Scoprire ogni angolo dei tre chalet di Claude Nobs è un’esperienza da perdere il fiato. Ogni anfratto di quelle case è intriso di musica e di ricordi, strumenti musicali, dediche scritte a mano, fotografie, vestiti, disegni o collezioni di vinili autografati di chiunque sia passato tra quelle stanze. Un luogo ancora vivo, che sia affaccia sul lago e sulla natura della valle, in cui riesci a percepire l’energia di chi ha fatto accadere qualcosa di grande, unico e irripetibile. Per i Queen quello era un luogo magico, per questo decisero di registrare proprio lì l’album “Jazz”, in omaggio “Montreux Jazz Festival” e non avrei mai immaginato di sentire il magone quando ho visto il famoso kimono che Freddy Mercury usò in concerto e che decise di lasciare lì a Claude (e io me lo ricordo quel kimono, tra la mia collezione di video in VHS dei concerti dei Queen), insieme al suo pianoforte. Ma non soltanto protagonisti della musica sono passati da lì: puoi trovare, infatti, anche opere di Keith Haring con dedica e i guanti autografati di Stallone, dischi d’oro e di platino firmati dagli artisti, flipper e jukebox ancora in funzione dal quale ho scelto una canzone di Sarah Vaughan. Le chitarre di B.B. King, Carlos Santana, Nile Rodgers, John MacLaughlin, un autoritratto di David Bowie e un’interpretazione in chiave elisabettiana dei Rolling Stones, realizzata dall’artista Jesus Diaz de Vivar.

Un’interpretazione elisabettiana dei Rolling Stones realizzata da Jesus Diaz De Vivar

Il famoso chimono utilizzato sul palco da Freddy Mercury

Il main stage e l’evento AP Parallel

Quest’anno il palco della 58ª edizione del festival ha visto esibirsi gli Air, i Massive Attack, Sting, Lenny Kravitz solo per citarne alcuni.
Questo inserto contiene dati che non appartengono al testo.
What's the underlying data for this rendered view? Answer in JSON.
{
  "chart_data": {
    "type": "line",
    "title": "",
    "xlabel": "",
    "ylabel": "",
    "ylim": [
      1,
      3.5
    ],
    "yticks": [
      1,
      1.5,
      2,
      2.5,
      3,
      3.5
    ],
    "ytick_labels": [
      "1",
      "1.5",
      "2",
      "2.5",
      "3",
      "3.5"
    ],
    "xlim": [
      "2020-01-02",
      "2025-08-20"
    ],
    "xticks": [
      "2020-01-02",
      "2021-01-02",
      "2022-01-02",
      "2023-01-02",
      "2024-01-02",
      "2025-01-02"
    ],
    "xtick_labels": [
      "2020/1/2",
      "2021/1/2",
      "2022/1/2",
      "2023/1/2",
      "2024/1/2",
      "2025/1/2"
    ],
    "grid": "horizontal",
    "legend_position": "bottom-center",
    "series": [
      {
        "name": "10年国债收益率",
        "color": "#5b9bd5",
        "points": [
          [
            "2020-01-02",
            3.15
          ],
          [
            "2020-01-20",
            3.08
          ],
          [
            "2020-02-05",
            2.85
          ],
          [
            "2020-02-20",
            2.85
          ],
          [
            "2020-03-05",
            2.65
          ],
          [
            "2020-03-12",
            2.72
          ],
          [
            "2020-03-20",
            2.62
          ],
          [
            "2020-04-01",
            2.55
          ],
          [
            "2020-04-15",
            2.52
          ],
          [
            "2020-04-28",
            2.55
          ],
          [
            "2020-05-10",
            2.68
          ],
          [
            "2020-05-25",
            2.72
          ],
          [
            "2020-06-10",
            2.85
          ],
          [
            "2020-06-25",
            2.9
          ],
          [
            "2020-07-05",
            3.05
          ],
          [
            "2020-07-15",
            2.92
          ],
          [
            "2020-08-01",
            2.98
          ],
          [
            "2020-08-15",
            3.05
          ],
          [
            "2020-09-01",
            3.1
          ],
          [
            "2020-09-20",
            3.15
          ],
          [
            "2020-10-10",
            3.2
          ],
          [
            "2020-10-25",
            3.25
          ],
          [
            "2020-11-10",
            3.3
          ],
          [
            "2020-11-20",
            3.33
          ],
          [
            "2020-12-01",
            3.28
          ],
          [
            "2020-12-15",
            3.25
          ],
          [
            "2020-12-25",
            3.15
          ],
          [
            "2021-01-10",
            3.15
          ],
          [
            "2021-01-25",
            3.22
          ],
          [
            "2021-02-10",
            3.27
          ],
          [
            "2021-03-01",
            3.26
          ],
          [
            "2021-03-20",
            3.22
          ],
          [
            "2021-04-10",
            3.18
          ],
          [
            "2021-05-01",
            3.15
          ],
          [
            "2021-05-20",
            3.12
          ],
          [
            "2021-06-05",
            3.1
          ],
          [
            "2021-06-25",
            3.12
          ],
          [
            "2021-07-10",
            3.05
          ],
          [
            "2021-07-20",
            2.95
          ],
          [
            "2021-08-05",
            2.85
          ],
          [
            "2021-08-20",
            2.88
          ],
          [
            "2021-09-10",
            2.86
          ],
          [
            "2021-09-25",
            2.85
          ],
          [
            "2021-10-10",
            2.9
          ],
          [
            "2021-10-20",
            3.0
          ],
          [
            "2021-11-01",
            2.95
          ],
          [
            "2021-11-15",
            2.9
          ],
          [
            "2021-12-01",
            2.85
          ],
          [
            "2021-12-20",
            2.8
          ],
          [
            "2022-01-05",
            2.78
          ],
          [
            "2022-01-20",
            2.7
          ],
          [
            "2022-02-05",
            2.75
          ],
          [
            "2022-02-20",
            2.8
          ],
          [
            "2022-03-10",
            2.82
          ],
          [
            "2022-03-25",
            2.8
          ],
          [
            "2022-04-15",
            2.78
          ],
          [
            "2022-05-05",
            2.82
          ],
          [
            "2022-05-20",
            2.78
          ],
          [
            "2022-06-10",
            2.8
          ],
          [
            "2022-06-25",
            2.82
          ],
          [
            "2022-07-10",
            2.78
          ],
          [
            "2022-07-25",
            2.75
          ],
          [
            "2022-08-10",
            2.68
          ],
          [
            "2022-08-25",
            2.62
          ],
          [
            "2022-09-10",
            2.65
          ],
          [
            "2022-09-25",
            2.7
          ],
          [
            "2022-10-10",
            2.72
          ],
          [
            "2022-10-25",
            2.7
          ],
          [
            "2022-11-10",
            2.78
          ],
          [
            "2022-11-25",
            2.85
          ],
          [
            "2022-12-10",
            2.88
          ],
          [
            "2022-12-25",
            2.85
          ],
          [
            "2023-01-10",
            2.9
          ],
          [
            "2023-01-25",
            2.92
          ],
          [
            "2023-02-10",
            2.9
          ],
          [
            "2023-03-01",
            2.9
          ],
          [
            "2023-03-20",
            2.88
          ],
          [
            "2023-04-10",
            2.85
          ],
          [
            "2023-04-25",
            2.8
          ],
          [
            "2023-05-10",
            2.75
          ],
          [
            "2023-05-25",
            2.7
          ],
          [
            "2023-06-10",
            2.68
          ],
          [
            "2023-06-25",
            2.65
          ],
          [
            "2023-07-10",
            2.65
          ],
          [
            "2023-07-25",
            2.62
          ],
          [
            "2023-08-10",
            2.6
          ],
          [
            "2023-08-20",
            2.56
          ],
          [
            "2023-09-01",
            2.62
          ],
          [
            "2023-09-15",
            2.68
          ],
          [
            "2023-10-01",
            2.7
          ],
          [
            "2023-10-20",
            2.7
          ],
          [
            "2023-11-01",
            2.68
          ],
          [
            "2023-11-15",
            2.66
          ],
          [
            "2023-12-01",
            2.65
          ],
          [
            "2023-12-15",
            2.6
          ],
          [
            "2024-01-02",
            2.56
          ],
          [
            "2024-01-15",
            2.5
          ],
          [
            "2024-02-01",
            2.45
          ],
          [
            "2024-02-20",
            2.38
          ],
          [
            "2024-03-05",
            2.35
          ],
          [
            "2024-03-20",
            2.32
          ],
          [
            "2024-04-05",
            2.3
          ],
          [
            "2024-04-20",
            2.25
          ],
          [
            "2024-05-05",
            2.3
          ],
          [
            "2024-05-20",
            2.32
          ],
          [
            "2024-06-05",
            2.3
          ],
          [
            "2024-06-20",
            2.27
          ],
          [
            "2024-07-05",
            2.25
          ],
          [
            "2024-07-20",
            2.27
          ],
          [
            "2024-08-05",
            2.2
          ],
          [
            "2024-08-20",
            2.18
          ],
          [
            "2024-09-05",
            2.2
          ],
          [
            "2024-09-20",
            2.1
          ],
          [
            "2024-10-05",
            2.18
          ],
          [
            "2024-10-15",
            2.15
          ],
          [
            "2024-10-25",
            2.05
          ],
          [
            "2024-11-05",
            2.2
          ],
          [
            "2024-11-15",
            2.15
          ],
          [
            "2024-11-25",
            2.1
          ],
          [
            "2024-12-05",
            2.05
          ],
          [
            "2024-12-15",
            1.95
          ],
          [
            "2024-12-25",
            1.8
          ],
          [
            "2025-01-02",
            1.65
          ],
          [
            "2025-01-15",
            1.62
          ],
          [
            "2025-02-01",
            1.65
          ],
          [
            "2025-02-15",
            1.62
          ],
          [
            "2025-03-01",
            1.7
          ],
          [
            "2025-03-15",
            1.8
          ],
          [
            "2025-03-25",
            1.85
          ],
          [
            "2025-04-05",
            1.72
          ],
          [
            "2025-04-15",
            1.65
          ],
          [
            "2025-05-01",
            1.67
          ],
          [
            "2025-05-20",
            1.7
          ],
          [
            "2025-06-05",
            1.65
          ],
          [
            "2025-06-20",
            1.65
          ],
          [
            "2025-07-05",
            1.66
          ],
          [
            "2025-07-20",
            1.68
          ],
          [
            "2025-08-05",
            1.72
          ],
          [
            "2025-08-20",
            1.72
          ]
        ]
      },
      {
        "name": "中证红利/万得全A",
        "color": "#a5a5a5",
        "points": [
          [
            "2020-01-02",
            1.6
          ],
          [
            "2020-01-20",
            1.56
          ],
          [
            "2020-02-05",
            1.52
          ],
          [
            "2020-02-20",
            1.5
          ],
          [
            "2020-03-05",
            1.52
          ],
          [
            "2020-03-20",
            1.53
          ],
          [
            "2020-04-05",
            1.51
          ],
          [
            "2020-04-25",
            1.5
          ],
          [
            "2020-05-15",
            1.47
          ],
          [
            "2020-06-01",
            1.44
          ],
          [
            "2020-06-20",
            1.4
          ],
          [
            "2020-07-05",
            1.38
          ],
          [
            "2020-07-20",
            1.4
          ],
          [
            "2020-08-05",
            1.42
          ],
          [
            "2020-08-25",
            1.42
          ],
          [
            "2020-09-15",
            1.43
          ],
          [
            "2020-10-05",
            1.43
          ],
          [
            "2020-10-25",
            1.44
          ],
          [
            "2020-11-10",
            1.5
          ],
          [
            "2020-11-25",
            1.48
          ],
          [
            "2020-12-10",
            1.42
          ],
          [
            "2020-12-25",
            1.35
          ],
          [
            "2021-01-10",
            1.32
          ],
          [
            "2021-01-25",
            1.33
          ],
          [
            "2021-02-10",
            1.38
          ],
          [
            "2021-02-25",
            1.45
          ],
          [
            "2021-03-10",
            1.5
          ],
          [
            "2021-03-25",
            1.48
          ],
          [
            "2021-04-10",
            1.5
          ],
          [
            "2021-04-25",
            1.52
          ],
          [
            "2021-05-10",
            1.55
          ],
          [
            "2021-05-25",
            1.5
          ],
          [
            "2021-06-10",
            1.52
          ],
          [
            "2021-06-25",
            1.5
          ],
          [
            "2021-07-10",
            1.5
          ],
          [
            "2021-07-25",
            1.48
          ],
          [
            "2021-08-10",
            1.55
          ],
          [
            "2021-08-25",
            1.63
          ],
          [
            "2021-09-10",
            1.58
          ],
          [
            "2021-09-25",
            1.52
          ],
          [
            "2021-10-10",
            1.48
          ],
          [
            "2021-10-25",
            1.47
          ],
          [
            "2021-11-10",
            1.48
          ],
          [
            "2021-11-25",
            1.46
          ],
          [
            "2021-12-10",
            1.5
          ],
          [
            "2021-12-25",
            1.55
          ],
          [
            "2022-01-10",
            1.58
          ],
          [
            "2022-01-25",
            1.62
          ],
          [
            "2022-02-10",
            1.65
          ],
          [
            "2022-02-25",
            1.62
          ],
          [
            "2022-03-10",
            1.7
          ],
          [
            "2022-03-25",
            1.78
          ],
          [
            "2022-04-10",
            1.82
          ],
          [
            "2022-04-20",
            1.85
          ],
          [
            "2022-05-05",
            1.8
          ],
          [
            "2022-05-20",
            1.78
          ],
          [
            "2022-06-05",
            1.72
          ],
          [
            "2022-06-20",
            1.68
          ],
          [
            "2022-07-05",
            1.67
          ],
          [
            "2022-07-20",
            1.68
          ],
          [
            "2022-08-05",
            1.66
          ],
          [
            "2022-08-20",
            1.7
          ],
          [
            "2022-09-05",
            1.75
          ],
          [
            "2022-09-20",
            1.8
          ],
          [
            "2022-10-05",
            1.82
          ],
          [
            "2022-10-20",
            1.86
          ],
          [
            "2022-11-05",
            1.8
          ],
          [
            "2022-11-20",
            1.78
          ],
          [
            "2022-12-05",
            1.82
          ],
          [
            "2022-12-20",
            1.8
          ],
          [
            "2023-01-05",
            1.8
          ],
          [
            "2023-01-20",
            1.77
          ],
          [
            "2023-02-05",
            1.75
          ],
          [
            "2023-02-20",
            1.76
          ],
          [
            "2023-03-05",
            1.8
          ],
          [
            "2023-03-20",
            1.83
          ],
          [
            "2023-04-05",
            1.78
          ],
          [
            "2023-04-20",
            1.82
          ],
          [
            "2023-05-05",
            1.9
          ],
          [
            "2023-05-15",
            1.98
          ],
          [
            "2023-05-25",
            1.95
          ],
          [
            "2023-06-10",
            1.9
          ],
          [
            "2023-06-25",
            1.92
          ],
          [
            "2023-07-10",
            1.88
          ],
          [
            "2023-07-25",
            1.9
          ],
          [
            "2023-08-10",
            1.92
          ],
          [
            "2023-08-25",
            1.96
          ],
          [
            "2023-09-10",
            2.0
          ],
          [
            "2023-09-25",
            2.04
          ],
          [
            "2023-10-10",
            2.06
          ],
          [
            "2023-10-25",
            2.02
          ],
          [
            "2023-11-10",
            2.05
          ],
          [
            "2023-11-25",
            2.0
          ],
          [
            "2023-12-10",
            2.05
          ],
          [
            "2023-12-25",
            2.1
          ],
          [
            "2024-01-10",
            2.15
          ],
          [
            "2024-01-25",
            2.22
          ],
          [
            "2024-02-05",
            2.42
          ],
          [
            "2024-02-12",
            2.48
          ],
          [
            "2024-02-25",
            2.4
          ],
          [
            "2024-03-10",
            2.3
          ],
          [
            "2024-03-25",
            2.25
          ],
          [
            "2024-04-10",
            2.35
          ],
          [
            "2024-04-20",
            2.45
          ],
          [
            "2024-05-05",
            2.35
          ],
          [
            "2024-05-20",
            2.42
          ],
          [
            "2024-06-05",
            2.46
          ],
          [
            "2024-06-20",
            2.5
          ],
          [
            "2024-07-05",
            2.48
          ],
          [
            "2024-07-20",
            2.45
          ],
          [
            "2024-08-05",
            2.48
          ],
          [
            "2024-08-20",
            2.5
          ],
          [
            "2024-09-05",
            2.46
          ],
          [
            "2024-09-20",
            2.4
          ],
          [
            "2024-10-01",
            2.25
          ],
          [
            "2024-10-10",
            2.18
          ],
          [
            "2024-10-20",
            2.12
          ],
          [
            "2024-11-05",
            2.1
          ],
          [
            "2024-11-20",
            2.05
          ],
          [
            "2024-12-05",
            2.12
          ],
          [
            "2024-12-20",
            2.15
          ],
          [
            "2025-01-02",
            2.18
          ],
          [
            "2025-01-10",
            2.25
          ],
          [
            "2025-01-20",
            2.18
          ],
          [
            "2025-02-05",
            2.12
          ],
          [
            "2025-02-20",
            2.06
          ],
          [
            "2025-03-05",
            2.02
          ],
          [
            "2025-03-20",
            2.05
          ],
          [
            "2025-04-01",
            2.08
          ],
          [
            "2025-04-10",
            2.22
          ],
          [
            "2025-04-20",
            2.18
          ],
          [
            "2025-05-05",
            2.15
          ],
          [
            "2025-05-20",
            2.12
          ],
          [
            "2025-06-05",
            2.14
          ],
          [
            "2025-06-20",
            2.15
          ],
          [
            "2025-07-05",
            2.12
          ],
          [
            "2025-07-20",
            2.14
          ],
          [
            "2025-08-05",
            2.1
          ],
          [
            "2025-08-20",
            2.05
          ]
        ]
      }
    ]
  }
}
E per chi non ha la possibilità di partecipare ai live esiste una piattaforma streaming per permettere a tutti di vivere il potere corroborante della musica che è di tutti e per tutti.  Intermezzo “intimo” a margine del Festival, ma di altissimo valore artistico per i cultori della musica elettronica contemporanea, Audemars Piguet ha realizzato il progetto Parallel: uno spettacolo esclusivo per 600 spettatori in una location segreta della Riviera di Montreux, rivelata solamente quando siamo arrivati a destinazione, a bordo di un trenino che ha viaggiato tra le montagne. Totem giganteschi sulle tonalità del tramonto hanno fatto da cornice a tre performance straordinarie degli artisti Mont Rouge, Mochakk e Black Coffee, che la community di AP si è aggiudicata attraverso un contest sui suoi canali social.